The main benefits are-
- The ability to use all the personal Income Tax allowances for participating members, even if they do not introduce property or capital to the business
- Allocation of profits for maximum tax efficiency
- Long-term succession planning
- Limitation of personal liability to the amount invested
- No CGT or SDLT charges on set-up, if done correctly
- No need to refinance mortgages
An LLP is a type of corporate structure, but is not itself taxed. The members will pay tax on profits allocated to them.
How income tax works-
Mr and Mrs X have a portfolio of £1,500,000 value with £1,000,000 mortgages. Their share of the LLP (“Capital Account”) on formation would be £250,000 each, and their properties are introduced to the LLP.
Profit is £50,000 gross, evenly split.
Mr X has no other income, but Mrs X earns £100,000 a year in employment.

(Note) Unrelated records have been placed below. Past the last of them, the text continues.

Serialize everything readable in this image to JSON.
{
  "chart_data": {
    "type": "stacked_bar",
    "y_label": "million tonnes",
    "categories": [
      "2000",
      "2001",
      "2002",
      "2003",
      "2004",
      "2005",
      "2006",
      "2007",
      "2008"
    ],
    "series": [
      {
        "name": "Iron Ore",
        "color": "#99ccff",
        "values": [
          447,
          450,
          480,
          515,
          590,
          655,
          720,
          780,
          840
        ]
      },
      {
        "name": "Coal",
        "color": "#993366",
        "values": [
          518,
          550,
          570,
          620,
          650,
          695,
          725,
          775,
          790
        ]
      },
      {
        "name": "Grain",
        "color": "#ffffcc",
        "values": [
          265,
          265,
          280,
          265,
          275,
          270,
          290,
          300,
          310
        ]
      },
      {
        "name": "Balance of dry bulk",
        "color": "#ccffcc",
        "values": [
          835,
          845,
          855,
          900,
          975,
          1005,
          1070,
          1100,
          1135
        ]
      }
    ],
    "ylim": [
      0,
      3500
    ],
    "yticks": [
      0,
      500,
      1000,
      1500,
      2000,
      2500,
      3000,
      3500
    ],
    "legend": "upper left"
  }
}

It is perfectly permissible to allocate all of the profits to Mr X, to ensure he uses his basic and nil rate bands this would also remove £25,000 from Mrs X’s 40% band.
It is also possible to make other participants in the business members, and ensure all personal allowances are used.

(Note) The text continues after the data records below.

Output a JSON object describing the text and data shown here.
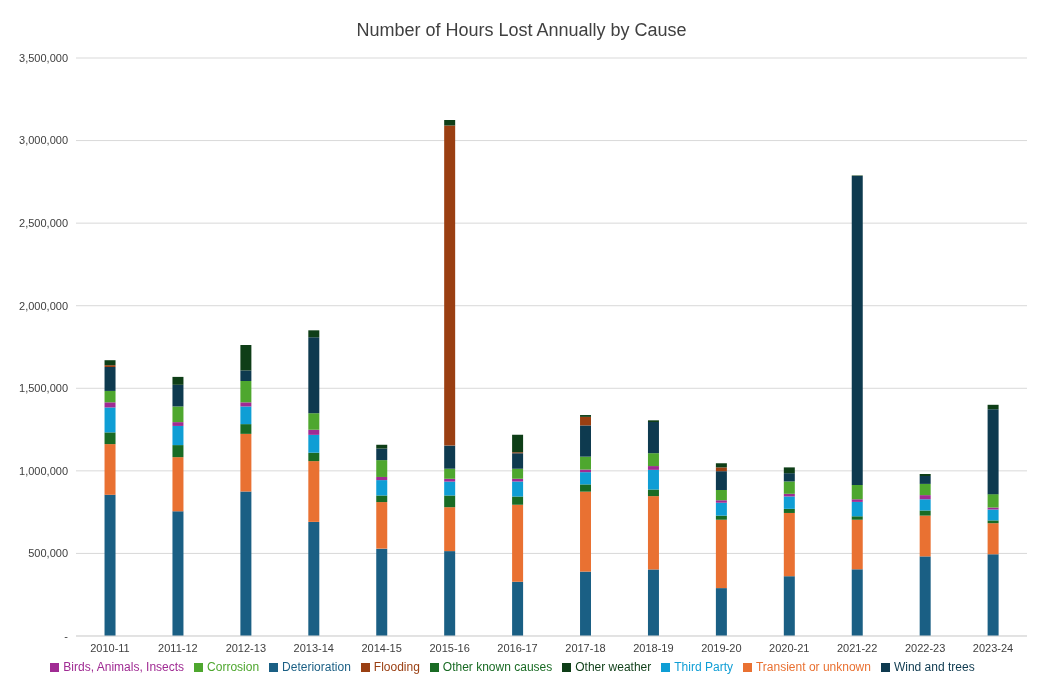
{
  "chart_data": {
    "type": "bar",
    "title": "Number of Hours Lost Annually by Cause",
    "stacked": true,
    "grid": "y",
    "legend": "bottom",
    "categories": [
      "2010-11",
      "2011-12",
      "2012-13",
      "2013-14",
      "2014-15",
      "2015-16",
      "2016-17",
      "2017-18",
      "2018-19",
      "2019-20",
      "2020-21",
      "2021-22",
      "2022-23",
      "2023-24"
    ],
    "ylim": [
      0,
      3500000
    ],
    "yticks": [
      {
        "value": 0,
        "label": "-"
      },
      {
        "value": 500000,
        "label": "500,000"
      },
      {
        "value": 1000000,
        "label": "1,000,000"
      },
      {
        "value": 1500000,
        "label": "1,500,000"
      },
      {
        "value": 2000000,
        "label": "2,000,000"
      },
      {
        "value": 2500000,
        "label": "2,500,000"
      },
      {
        "value": 3000000,
        "label": "3,000,000"
      },
      {
        "value": 3500000,
        "label": "3,500,000"
      }
    ],
    "series": [
      {
        "name": "Deterioration",
        "color": "#1a5f84",
        "values": [
          855000,
          755000,
          875000,
          691000,
          529000,
          514000,
          329000,
          390000,
          403000,
          290000,
          362000,
          404000,
          482000,
          495000
        ]
      },
      {
        "name": "Transient or unknown",
        "color": "#e97132",
        "values": [
          307000,
          328000,
          349000,
          368000,
          282000,
          266000,
          466000,
          484000,
          444000,
          414000,
          383000,
          300000,
          247000,
          188000
        ]
      },
      {
        "name": "Other known causes",
        "color": "#196b24",
        "values": [
          71000,
          73000,
          59000,
          51000,
          40000,
          71000,
          50000,
          44000,
          40000,
          25000,
          25000,
          21000,
          31000,
          17000
        ]
      },
      {
        "name": "Third Party",
        "color": "#0f9ed5",
        "values": [
          151000,
          116000,
          107000,
          108000,
          93000,
          84000,
          90000,
          74000,
          119000,
          78000,
          75000,
          87000,
          68000,
          66000
        ]
      },
      {
        "name": "Birds, Animals, Insects",
        "color": "#a02b93",
        "values": [
          31000,
          23000,
          25000,
          31000,
          19000,
          17000,
          17000,
          16000,
          23000,
          15000,
          16000,
          16000,
          25000,
          12000
        ]
      },
      {
        "name": "Corrosion",
        "color": "#4ea72e",
        "values": [
          69000,
          95000,
          129000,
          100000,
          102000,
          61000,
          61000,
          78000,
          78000,
          62000,
          75000,
          87000,
          68000,
          81000
        ]
      },
      {
        "name": "Wind and trees",
        "color": "#0e3a4f",
        "values": [
          145000,
          131000,
          64000,
          460000,
          70000,
          140000,
          94000,
          189000,
          189000,
          114000,
          50000,
          1870000,
          48000,
          514000
        ]
      },
      {
        "name": "Flooding",
        "color": "#9a3f12",
        "values": [
          11000,
          0,
          0,
          0,
          0,
          1939000,
          6000,
          52000,
          0,
          23000,
          0,
          0,
          0,
          0
        ]
      },
      {
        "name": "Other weather",
        "color": "#0e3e17",
        "values": [
          30000,
          48000,
          154000,
          42000,
          23000,
          32000,
          105000,
          11000,
          10000,
          25000,
          35000,
          4000,
          12000,
          27000
        ]
      }
    ]
  }
}
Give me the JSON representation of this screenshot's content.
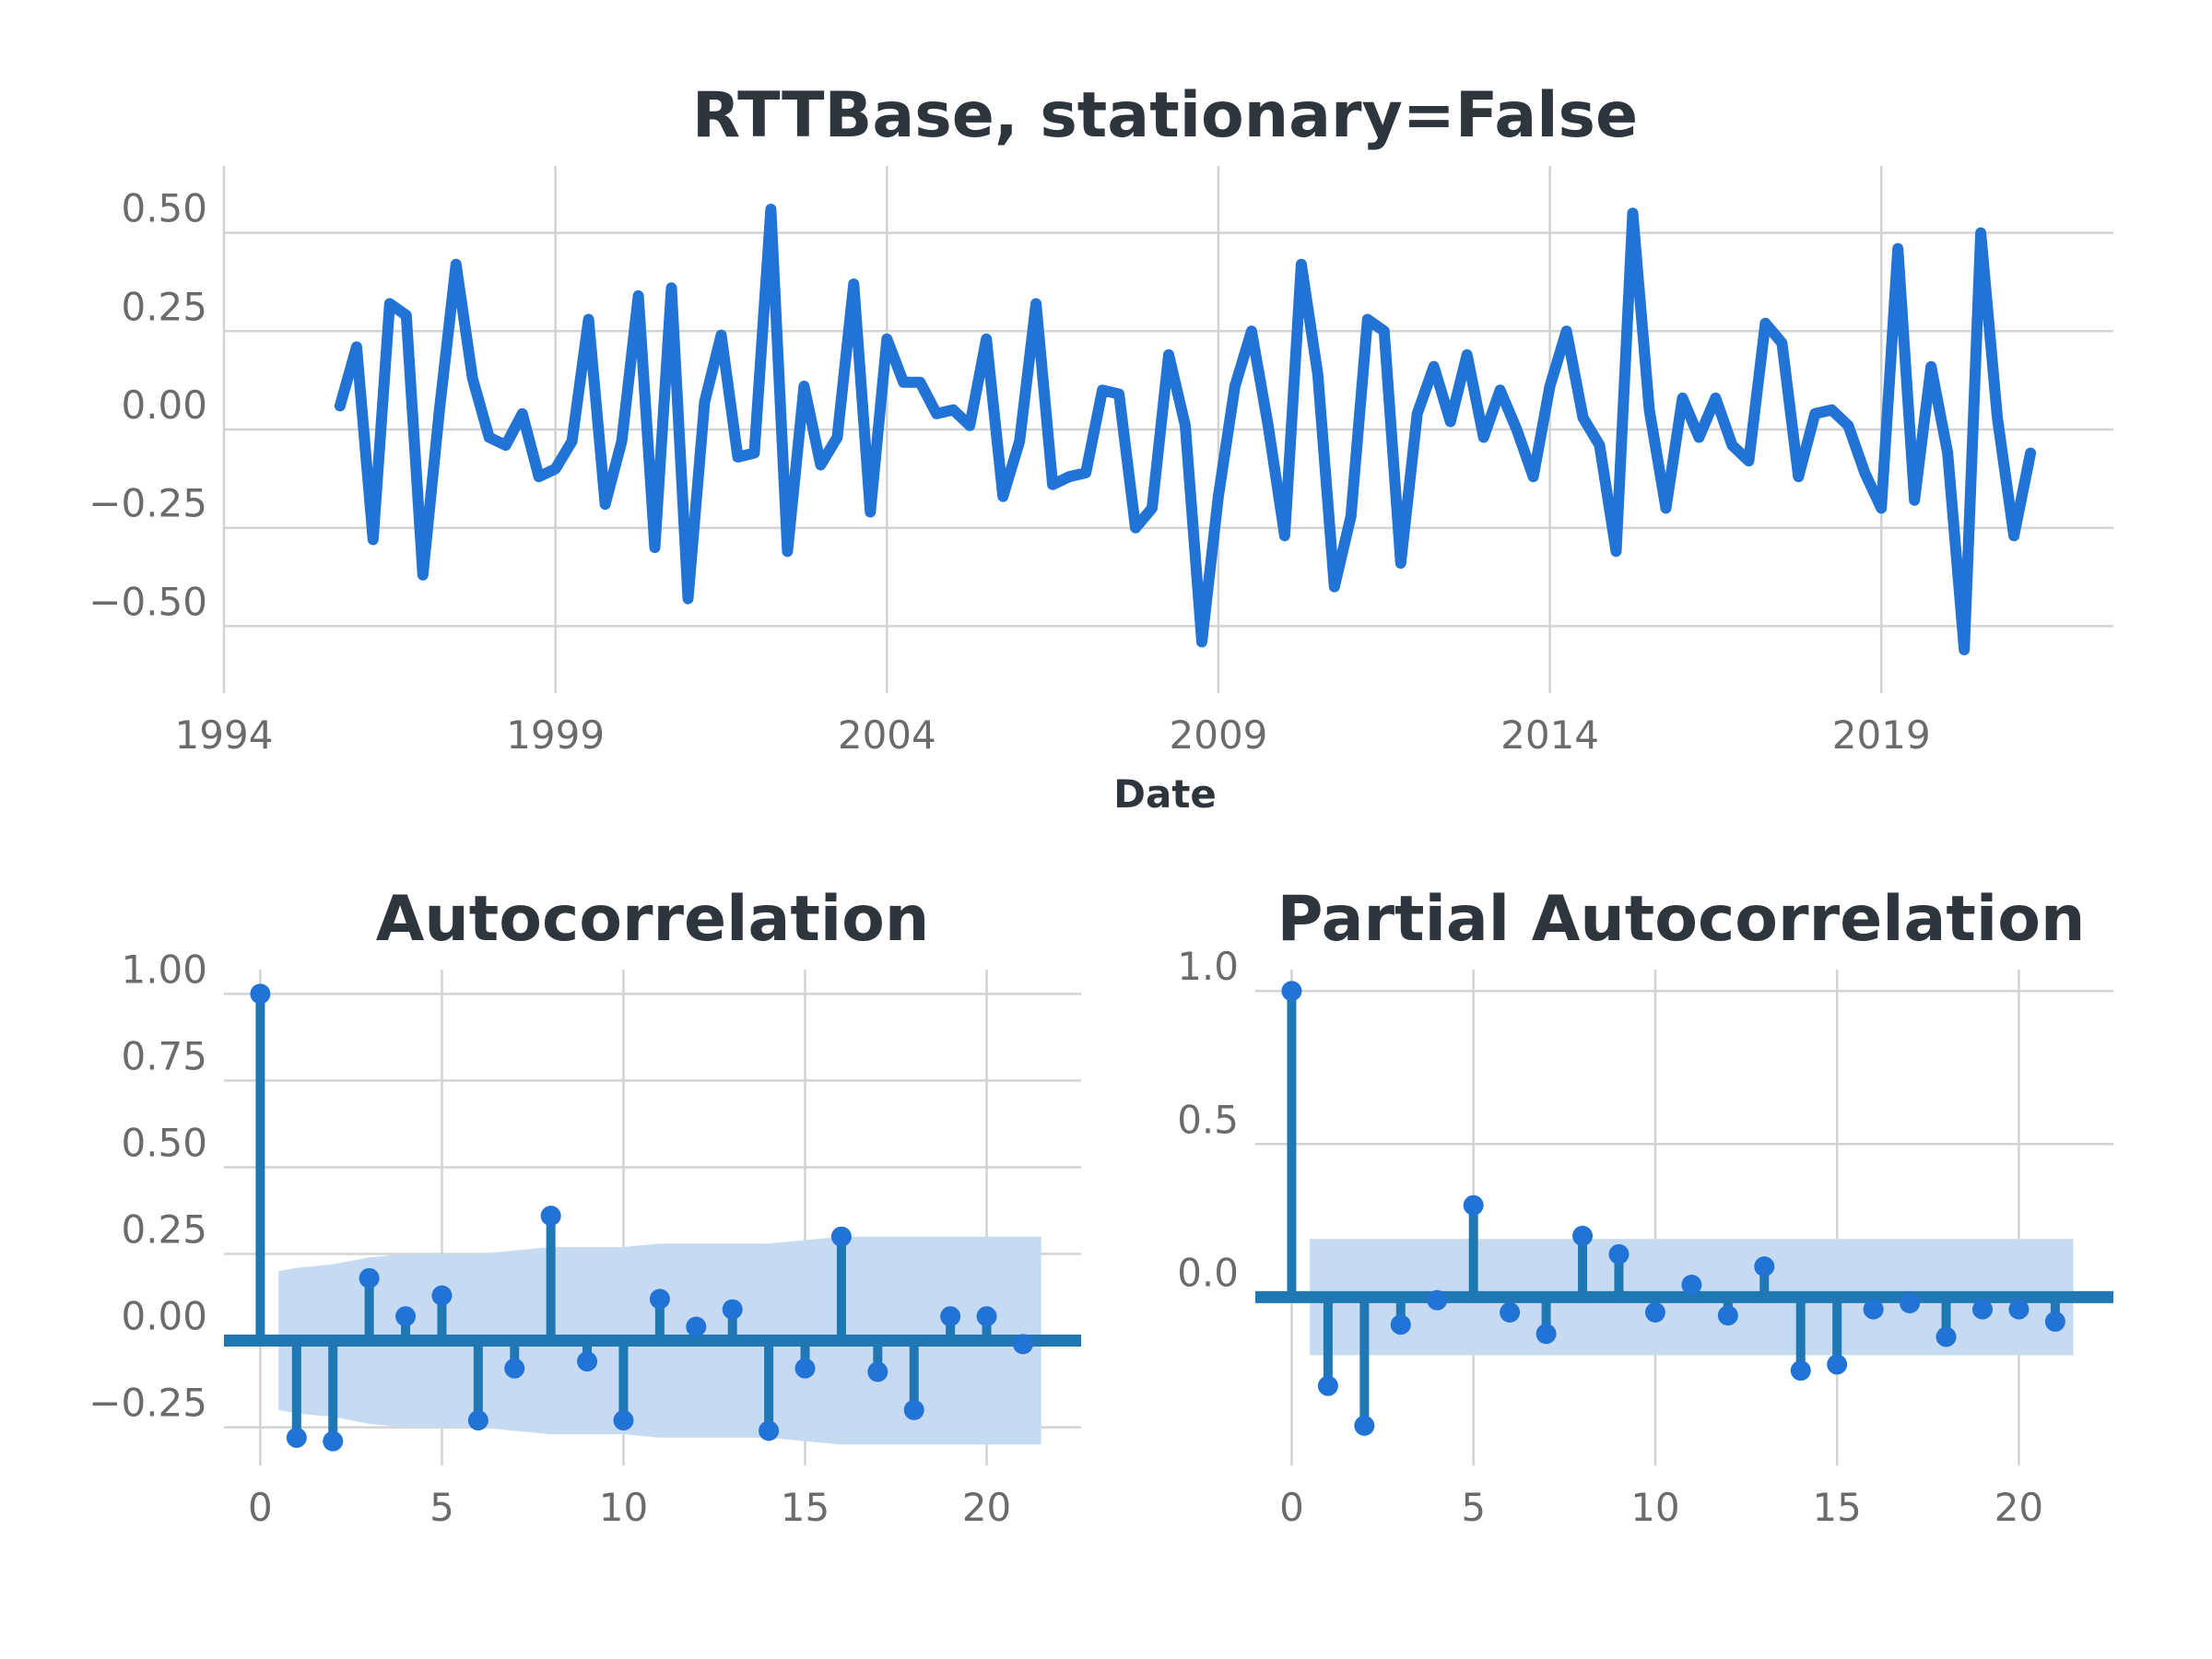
{
  "colors": {
    "line": "#2273d6",
    "stem": "#1f77b4",
    "marker": "#2273d6",
    "confidence_band": "#c6dbf2",
    "grid": "#d3d3d3",
    "title": "#2f353c",
    "tick": "#6b6b6b"
  },
  "chart_data": [
    {
      "type": "line",
      "title": "RTTBase, stationary=False",
      "xlabel": "Date",
      "ylabel": "",
      "xlim": [
        1994,
        2022.5
      ],
      "ylim": [
        -0.67,
        0.67
      ],
      "xticks": [
        1994,
        1999,
        2004,
        2009,
        2014,
        2019
      ],
      "xtick_labels": [
        "1994",
        "1999",
        "2004",
        "2009",
        "2014",
        "2019"
      ],
      "yticks": [
        0.5,
        0.25,
        0,
        -0.25,
        -0.5
      ],
      "ytick_labels": [
        "0.50",
        "0.25",
        "0.00",
        "−0.25",
        "−0.50"
      ],
      "grid": true,
      "series": [
        {
          "x": [
            1995.75,
            1996,
            1996.25,
            1996.5,
            1996.75,
            1997,
            1997.25,
            1997.5,
            1997.75,
            1998,
            1998.25,
            1998.5,
            1998.75,
            1999,
            1999.25,
            1999.5,
            1999.75,
            2000,
            2000.25,
            2000.5,
            2000.75,
            2001,
            2001.25,
            2001.5,
            2001.75,
            2002,
            2002.25,
            2002.5,
            2002.75,
            2003,
            2003.25,
            2003.5,
            2003.75,
            2004,
            2004.25,
            2004.5,
            2004.75,
            2005,
            2005.25,
            2005.5,
            2005.75,
            2006,
            2006.25,
            2006.5,
            2006.75,
            2007,
            2007.25,
            2007.5,
            2007.75,
            2008,
            2008.25,
            2008.5,
            2008.75,
            2009,
            2009.25,
            2009.5,
            2009.75,
            2010,
            2010.25,
            2010.5,
            2010.75,
            2011,
            2011.25,
            2011.5,
            2011.75,
            2012,
            2012.25,
            2012.5,
            2012.75,
            2013,
            2013.25,
            2013.5,
            2013.75,
            2014,
            2014.25,
            2014.5,
            2014.75,
            2015,
            2015.25,
            2015.5,
            2015.75,
            2016,
            2016.25,
            2016.5,
            2016.75,
            2017,
            2017.25,
            2017.5,
            2017.75,
            2018,
            2018.25,
            2018.5,
            2018.75,
            2019,
            2019.25,
            2019.5,
            2019.75,
            2020,
            2020.25,
            2020.5,
            2020.75,
            2021,
            2021.25
          ],
          "y": [
            0.06,
            0.21,
            -0.28,
            0.32,
            0.29,
            -0.37,
            0.05,
            0.42,
            0.13,
            -0.02,
            -0.04,
            0.04,
            -0.12,
            -0.1,
            -0.03,
            0.28,
            -0.19,
            -0.03,
            0.34,
            -0.3,
            0.36,
            -0.43,
            0.07,
            0.24,
            -0.07,
            -0.06,
            0.56,
            -0.31,
            0.11,
            -0.09,
            -0.02,
            0.37,
            -0.21,
            0.23,
            0.12,
            0.12,
            0.04,
            0.05,
            0.01,
            0.23,
            -0.17,
            -0.03,
            0.32,
            -0.14,
            -0.12,
            -0.11,
            0.1,
            0.09,
            -0.25,
            -0.2,
            0.19,
            0.01,
            -0.54,
            -0.17,
            0.11,
            0.25,
            0.01,
            -0.27,
            0.42,
            0.14,
            -0.4,
            -0.22,
            0.28,
            0.25,
            -0.34,
            0.04,
            0.16,
            0.02,
            0.19,
            -0.02,
            0.1,
            0,
            -0.12,
            0.11,
            0.25,
            0.03,
            -0.04,
            -0.31,
            0.55,
            0.05,
            -0.2,
            0.08,
            -0.02,
            0.08,
            -0.04,
            -0.08,
            0.27,
            0.22,
            -0.12,
            0.04,
            0.05,
            0.01,
            -0.11,
            -0.2,
            0.46,
            -0.18,
            0.16,
            -0.06,
            -0.56,
            0.5,
            0.03,
            -0.27,
            -0.06
          ]
        }
      ]
    },
    {
      "type": "bar",
      "subtype": "stem",
      "title": "Autocorrelation",
      "xlabel": "",
      "ylabel": "",
      "xlim": [
        -1,
        22.6
      ],
      "ylim": [
        -0.36,
        1.07
      ],
      "xticks": [
        0,
        5,
        10,
        15,
        20
      ],
      "xtick_labels": [
        "0",
        "5",
        "10",
        "15",
        "20"
      ],
      "yticks": [
        1,
        0.75,
        0.5,
        0.25,
        0,
        -0.25
      ],
      "ytick_labels": [
        "1.00",
        "0.75",
        "0.50",
        "0.25",
        "0.00",
        "−0.25"
      ],
      "grid": true,
      "x": [
        0,
        1,
        2,
        3,
        4,
        5,
        6,
        7,
        8,
        9,
        10,
        11,
        12,
        13,
        14,
        15,
        16,
        17,
        18,
        19,
        20,
        21
      ],
      "values": [
        1.0,
        -0.28,
        -0.29,
        0.18,
        0.07,
        0.13,
        -0.23,
        -0.08,
        0.36,
        -0.06,
        -0.23,
        0.12,
        0.04,
        0.09,
        -0.26,
        -0.08,
        0.3,
        -0.09,
        -0.2,
        0.07,
        0.07,
        -0.01
      ],
      "confidence_band": {
        "x": [
          0.5,
          1,
          2,
          3,
          4,
          5,
          6,
          7,
          8,
          9,
          10,
          11,
          12,
          13,
          14,
          15,
          16,
          17,
          18,
          19,
          20,
          21,
          21.5
        ],
        "upper": [
          0.2,
          0.21,
          0.22,
          0.24,
          0.25,
          0.25,
          0.25,
          0.26,
          0.27,
          0.27,
          0.27,
          0.28,
          0.28,
          0.28,
          0.28,
          0.29,
          0.3,
          0.3,
          0.3,
          0.3,
          0.3,
          0.3,
          0.3
        ],
        "lower": [
          -0.2,
          -0.21,
          -0.22,
          -0.24,
          -0.25,
          -0.25,
          -0.25,
          -0.26,
          -0.27,
          -0.27,
          -0.27,
          -0.28,
          -0.28,
          -0.28,
          -0.28,
          -0.29,
          -0.3,
          -0.3,
          -0.3,
          -0.3,
          -0.3,
          -0.3,
          -0.3
        ]
      }
    },
    {
      "type": "bar",
      "subtype": "stem",
      "title": "Partial Autocorrelation",
      "xlabel": "",
      "ylabel": "",
      "xlim": [
        -1,
        22.6
      ],
      "ylim": [
        -0.55,
        1.07
      ],
      "xticks": [
        0,
        5,
        10,
        15,
        20
      ],
      "xtick_labels": [
        "0",
        "5",
        "10",
        "15",
        "20"
      ],
      "yticks": [
        1.0,
        0.5,
        0.0
      ],
      "ytick_labels": [
        "1.0",
        "0.5",
        "0.0"
      ],
      "grid": true,
      "x": [
        0,
        1,
        2,
        3,
        4,
        5,
        6,
        7,
        8,
        9,
        10,
        11,
        12,
        13,
        14,
        15,
        16,
        17,
        18,
        19,
        20,
        21
      ],
      "values": [
        1.0,
        -0.29,
        -0.42,
        -0.09,
        -0.01,
        0.3,
        -0.05,
        -0.12,
        0.2,
        0.14,
        -0.05,
        0.04,
        -0.06,
        0.1,
        -0.24,
        -0.22,
        -0.04,
        -0.02,
        -0.13,
        -0.04,
        -0.04,
        -0.08
      ],
      "confidence_band": {
        "x": [
          0.5,
          21.5
        ],
        "upper": [
          0.19,
          0.19
        ],
        "lower": [
          -0.19,
          -0.19
        ]
      }
    }
  ]
}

How Inheritance Tax works.
The next generation of chosen successors can be made members with no capital input. So long as they work in the business they can be made members. In year 1 they could, say, be allocated £50,000 in profit BUT they only will draw out the £12,500 needed for tax, leaving the rest in their capital accounts. The senior members, who have introduced the capital, will have no/reduced profit allocated, but will draw on their capital for their needs. This is tax-free. This has the effect of reducing the senior members’ IHT estate whilst increasing the capital shares of the successors over time.
Remember, Income tax is paid on profit allocated, not drawings.